Families with children in P1-4 (and P5 from January) who meet the low income criteria should still apply for free school meals (and clothing grant) in order to receive additional payments which have been made automatically during the pandemic. The final payment for 2021 is a winter payment of £160 (minimum) to be paid in December. The low income criteria for free school meals will also be used for Scottish child payment bridging payments in 2022 (see below).

Scottish child payment bridging payments

The Scottish child payment is currently only available to children under 6 in lower income families, but will be extended to children under 16 by the end of 2022. The Scottish government has announced four bridging payments of £130 to be made at the start of the school holidays in Easter, summer, October and Christmas 2022. These payments bring together the covid winter hardship payments and family pandemic payments made over the past year, and will be made automatically by local authorities to families of children entitled to free school meals due to low income.

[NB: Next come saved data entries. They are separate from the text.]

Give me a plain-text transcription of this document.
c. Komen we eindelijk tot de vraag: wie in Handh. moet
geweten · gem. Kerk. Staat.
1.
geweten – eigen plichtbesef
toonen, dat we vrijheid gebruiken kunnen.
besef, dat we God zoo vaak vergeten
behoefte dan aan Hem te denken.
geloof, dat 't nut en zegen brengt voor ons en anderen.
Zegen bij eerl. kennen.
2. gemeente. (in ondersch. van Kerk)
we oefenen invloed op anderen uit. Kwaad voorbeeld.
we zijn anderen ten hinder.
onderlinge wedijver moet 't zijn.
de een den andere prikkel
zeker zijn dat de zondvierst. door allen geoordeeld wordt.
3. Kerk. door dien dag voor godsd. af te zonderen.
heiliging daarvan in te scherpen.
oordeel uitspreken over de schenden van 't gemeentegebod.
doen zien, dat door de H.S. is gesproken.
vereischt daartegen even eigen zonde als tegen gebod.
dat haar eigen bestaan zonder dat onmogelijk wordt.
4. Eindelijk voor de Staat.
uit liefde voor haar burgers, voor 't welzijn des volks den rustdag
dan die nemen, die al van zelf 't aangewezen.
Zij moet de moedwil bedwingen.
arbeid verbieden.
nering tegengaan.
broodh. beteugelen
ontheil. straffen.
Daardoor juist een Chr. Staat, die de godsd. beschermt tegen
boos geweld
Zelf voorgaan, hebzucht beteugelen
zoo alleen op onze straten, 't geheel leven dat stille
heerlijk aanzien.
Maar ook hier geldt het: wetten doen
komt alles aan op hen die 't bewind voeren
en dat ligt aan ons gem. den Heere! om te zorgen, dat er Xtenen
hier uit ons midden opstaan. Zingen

Note that these payments are targeted on the lowest incomes, for families entitled to universal credit or tax credits with earnings below a set limit, while the Scottish child payment is more widely available to families entitled to any universal credit or tax credit, regardless of level of earnings.

Child disability payment

From 22 November 2021, child disability payment (CDP) is being introduced in Scotland, replacing disability living allowance (DLA) for new claims. Families with children already getting DLA will continue to receive their payments and do not need to do anything at present. Entitlement to CDP means an additional disabled child element is payable in child tax credit or universal credit, and if CDP is payable at the highest rate for care, the higher rate for a severely disabled child is payable in child tax credit or universal credit. It is important for the claimant to notify HMRC or DWP that CDP is in payment, and not rely on data-sharing between Social Security Scotland and these agencies.

More information on child disability payment here.

Transfer to universal credit: compensation for loss of tax credits

The Independent Case Examiner (ICE) investigates complaints about the Department for Work & Pensions. In their latest report, they reviewed a complaint (Case Study 1) in which a tax credits claimant lost entitlement to tax credits following DWP advice to claim universal credit. The claimants had called the ESA claim line and asked to claim ESA, but were misdirected to claim UC. They claimed UC online and declared savings of more than £16,000 – as a result child tax credit was stopped but they were not entitled to UC. They were then advised to claim ESA – which was what the claimant had asked to claim in the first place. The ICE recommended the claimant be awarded ongoing loss of statutory entitlement to CTC until their child reached 18 or until their CTC claim would have naturally migrated to UC as part of managed migration.